Your first aid course will explore the different possibilities for poisoning and the first aid procedures for each.

Assessing the Scene

Along with preparing you to respond to unexpected medical emergencies, from strokes and sprains to hyperthermia and hypoglycaemia, your first aid training will teach you how to sensibly assess the scene of an emergency.

It is critical that you proceed safely and remain alert to potential dangers, as you cannot provide first aid if further harm is present to anyone. As such, removing the threat or moving a safe distance from it is a priority.

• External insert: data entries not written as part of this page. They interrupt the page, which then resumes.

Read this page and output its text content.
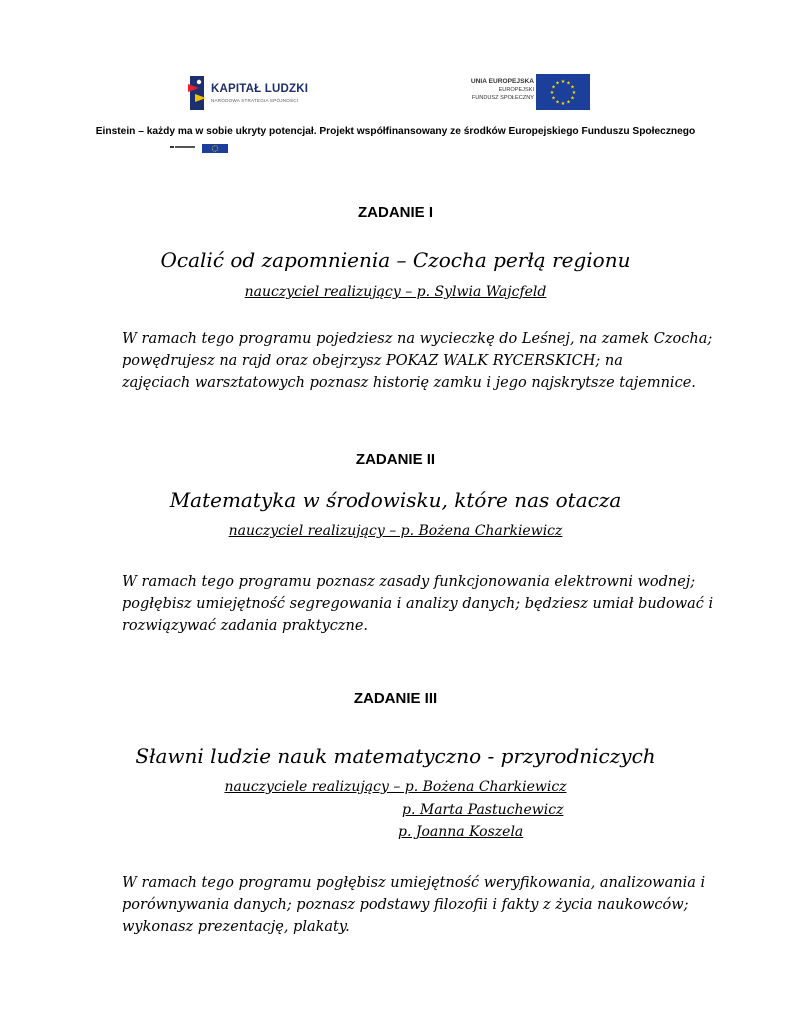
KAPITAŁ LUDZKI
NARODOWA STRATEGIA SPÓJNOŚCI
UNIA EUROPEJSKA
EUROPEJSKI
FUNDUSZ SPOŁECZNY
★ ★
★
★
★
★
★
★
★
★
★
★
Einstein – każdy ma w sobie ukryty potencjał. Projekt współfinansowany ze środków Europejskiego Funduszu Społecznego
ZADANIE I
Ocalić od zapomnienia – Czocha perłą regionu
nauczyciel realizujący – p. Sylwia Wajcfeld
W ramach tego programu pojedziesz na wycieczkę do Leśnej, na zamek Czocha;
powędrujesz na rajd oraz obejrzysz POKAZ WALK RYCERSKICH; na
zajęciach warsztatowych poznasz historię zamku i jego najskrytsze tajemnice.
ZADANIE II
Matematyka w środowisku, które nas otacza
nauczyciel realizujący – p. Bożena Charkiewicz
W ramach tego programu poznasz zasady funkcjonowania elektrowni wodnej;
pogłębisz umiejętność segregowania i analizy danych; będziesz umiał budować i
rozwiązywać zadania praktyczne.
ZADANIE III
Sławni ludzie nauk matematyczno - przyrodniczych
nauczyciele realizujący – p. Bożena Charkiewicz
p. Marta Pastuchewicz
p. Joanna Koszela
W ramach tego programu pogłębisz umiejętność weryfikowania, analizowania i
porównywania danych; poznasz podstawy filozofii i fakty z życia naukowców;
wykonasz prezentację, plakaty.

Awareness to dangerous situations plays a significant role in preventing medical emergencies, as it can help you assess the potential for injury in your workplace and home.

Flexible First Aid Training

With Australia Wide First Aid, first aid instruction is available at venues around Australia. Another option is to have one of the company’s exceptional trainers come to your premises to deliver a group first aid class. This training can be customised to suit your workplace, addressing such safety concerns as working with chemicals on-site, working with potentially dangerous machinery, working at heights, as well as many other health and safety situations.

Once you’re enrolled in an Australia Wide First Aid course, you can download your first aid manual in eBook form. The relevant sections to read depend on the course you signed up for. Reading the eBook in its entirety will not take much extra effort in any case. If you are strapped for time, you could use your first aid eBook as a handy reference to quickly find the answers to the eLearning quiz, and save the reading for later. The online first aid course with Australia Wide First Aid is a breeze. It is a multiple-choice quiz you can tackle over several short sessions, or in one hit. Take as many attempts as you need to arrive at the correct answers.

You will have scored 100% when your eLearning is completed. There is less stress when you get your eLearning done rather than leave it until the last moment. However, you do have until 11:59 pm the night before your first aid class to submit your assessment. Regulations require eLearning to be completed before the hands-on training. If you were to try to attend the practical session without having submitted your eLearning, you would be turned away and would need to rebook the first aid workshop… another reason it’s less stressful to just get it done.

Your First Aid Certificate

First aid certification is not just a way of becoming more valuable to your community, it is also a genuine career booster. Your first aid certificate tells employers that you readily accept responsibility, that you care for the people around you, and that you know how to take the initiative.

Australia Wide First Aid certificates are recognised in every state and territory in Australia. As such, in the cut and thrust of a competitive job market, the first aid certificate holder has a distinct advantage.

Graduates of any first aid course can simply do refresher courses to keep their qualifications intact and up-to-date. CPR (HLTAID009) should be renewed annually. Meanwhile, renewal every 3 years is recommended for HLTAID011 Provide First Aid and HLTAID012 Provide First Aid in an education and care setting.